Money Market Investments 1,000,000

Pledges Receivable 450,000

Allowance for Uncollectible pledges (79,000)

Grants receivable 450,000

Land & Building 140,000

Furniture and machinery 40,000

Accumulated Amortization (120,000)

6,881,000

Liabilities

Accounts Payable 650,000

Loan Payable 19,000

Accrued Liabilities 56,000

Deffered contributions - House now! 1,500,000

Deffered contributions - Furniture 1,230,000

Deffered contributions - Clothes 1,513,000

4,968,000

Fund Balances

Invested in Capital Assets 864,000

Endowment 230,000

Unrestricted 819,000

1,913,000

While going through the bank statements, you notice the following transactions. The Executive director confirm to you that they were not yet recorded in the books of the organization:

1) NNN receives an endowment of $500,000 from the mayor of the City. They gave instructions that this cash should be invested in money market funds (investment account). Any investment income earned can be used to pay for expenses of the House-now! program. Investment income relating to this endowment was $150,000 for the year.

2) NNN held their annual fundraisers right before COVID was declared a pandemic. No cash was collected but pledges of $800,000 were received. Per reliable historical experience, 30% of these pledges are usually not collected. A few days after the fundraiser, some pledgers contacted NNN to mention that COVID-19 has put them in a precarious financial situation and a such they were cancelling their pledges. These represents 10% of the pledge balance that existed as of January 1, 2020

3) On February 1, the organization buys more hotels for $2,000,000. Half came from the housing now! restricted funds. The remainder came from unrestricted resources. The hotels are the only depreciable asset that NNN has ever bought with restricted resources.
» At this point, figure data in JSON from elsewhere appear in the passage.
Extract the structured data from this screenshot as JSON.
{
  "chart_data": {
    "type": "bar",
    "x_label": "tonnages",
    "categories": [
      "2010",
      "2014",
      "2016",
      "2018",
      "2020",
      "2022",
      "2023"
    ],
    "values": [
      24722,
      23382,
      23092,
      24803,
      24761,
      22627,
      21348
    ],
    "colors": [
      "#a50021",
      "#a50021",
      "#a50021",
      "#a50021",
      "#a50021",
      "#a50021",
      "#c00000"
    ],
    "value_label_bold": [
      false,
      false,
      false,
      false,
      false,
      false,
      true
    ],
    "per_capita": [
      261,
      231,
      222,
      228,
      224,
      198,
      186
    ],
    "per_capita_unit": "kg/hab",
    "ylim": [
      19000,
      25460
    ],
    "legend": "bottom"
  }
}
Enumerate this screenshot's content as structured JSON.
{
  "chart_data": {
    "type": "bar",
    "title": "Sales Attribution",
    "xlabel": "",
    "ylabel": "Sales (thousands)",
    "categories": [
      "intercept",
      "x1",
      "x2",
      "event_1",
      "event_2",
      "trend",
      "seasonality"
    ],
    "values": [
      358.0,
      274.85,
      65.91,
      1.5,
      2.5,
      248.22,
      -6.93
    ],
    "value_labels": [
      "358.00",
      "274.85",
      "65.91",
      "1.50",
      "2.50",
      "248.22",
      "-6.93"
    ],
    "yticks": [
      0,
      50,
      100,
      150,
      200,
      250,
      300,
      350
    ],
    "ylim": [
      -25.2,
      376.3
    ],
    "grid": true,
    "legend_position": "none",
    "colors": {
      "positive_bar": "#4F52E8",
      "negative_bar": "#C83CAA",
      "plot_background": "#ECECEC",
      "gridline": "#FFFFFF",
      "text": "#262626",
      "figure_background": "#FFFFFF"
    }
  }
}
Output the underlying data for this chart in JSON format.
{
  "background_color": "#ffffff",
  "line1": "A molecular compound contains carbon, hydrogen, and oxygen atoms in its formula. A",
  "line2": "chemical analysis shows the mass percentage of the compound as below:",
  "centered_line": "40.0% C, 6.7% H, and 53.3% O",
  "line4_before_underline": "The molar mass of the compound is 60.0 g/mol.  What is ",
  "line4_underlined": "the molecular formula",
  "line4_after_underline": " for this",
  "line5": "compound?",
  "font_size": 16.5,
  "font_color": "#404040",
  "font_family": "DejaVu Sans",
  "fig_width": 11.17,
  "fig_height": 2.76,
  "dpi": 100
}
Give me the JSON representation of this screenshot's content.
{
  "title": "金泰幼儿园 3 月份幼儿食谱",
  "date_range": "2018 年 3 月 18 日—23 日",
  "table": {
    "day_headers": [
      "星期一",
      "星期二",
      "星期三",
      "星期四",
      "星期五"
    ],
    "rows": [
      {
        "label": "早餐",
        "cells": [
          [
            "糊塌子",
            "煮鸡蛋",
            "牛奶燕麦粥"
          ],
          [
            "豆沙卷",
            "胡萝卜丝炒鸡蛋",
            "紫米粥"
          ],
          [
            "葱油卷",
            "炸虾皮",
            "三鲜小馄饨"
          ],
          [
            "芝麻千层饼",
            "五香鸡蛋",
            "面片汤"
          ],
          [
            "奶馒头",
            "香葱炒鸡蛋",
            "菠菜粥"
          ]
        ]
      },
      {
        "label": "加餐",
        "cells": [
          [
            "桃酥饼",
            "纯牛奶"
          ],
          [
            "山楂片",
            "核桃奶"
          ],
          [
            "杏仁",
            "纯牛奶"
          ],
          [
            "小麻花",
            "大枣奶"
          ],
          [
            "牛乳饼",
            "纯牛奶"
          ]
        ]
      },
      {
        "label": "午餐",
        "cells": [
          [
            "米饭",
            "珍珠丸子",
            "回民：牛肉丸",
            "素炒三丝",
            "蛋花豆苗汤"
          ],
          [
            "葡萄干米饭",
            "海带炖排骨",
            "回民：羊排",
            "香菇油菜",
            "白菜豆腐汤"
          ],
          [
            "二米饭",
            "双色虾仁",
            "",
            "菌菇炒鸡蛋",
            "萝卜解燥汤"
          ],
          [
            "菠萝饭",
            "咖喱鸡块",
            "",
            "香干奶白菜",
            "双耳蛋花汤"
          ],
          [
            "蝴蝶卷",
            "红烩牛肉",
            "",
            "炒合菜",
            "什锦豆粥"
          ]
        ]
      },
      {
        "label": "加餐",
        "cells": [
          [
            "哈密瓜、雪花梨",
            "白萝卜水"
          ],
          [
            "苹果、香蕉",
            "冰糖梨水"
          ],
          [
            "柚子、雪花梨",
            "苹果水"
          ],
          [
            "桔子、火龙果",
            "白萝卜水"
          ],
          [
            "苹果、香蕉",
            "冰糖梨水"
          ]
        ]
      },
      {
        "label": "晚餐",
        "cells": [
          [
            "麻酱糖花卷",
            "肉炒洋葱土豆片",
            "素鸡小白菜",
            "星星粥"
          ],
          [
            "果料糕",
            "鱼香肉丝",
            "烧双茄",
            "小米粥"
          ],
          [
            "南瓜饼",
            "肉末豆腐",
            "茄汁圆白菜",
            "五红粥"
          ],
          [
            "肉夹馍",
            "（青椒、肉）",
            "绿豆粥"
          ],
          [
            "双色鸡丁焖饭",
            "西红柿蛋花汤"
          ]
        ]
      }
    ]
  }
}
4) The depreciation for the year was $900,000. A third of that amount related to the depreciation of assets bought with restricted resources (House now!).

5) The on-set of COVID-19 brought some uncertainty surrounding the on-going viability of NNN. As such, the executive director would like to understand how encumbrances work with an example (just write the entries). Here is the example to use to explain: In 2020- orders estimated to $650,000 were issued for the purchase of goods and services. Invoices of $443,000 were received on orders that were initially recorded at an estimate cost of

$566,000. 20% of these invoices were unpaid at the end of the year. The invoices were equally split between the deferred programs.

6) Salary expenses for the year amounted to $900,000. 5% remained unpaid at year-end.

Required (Please show calculations)

a) Prepare the journal entries for the organization for the 2020 year under the deferral method & the restricted fund method

b) Prepare the Statement of Operations, the Statement of Financial Position, and the Statement of Changes in Fund Balances for the 2020-year under the deferral method only.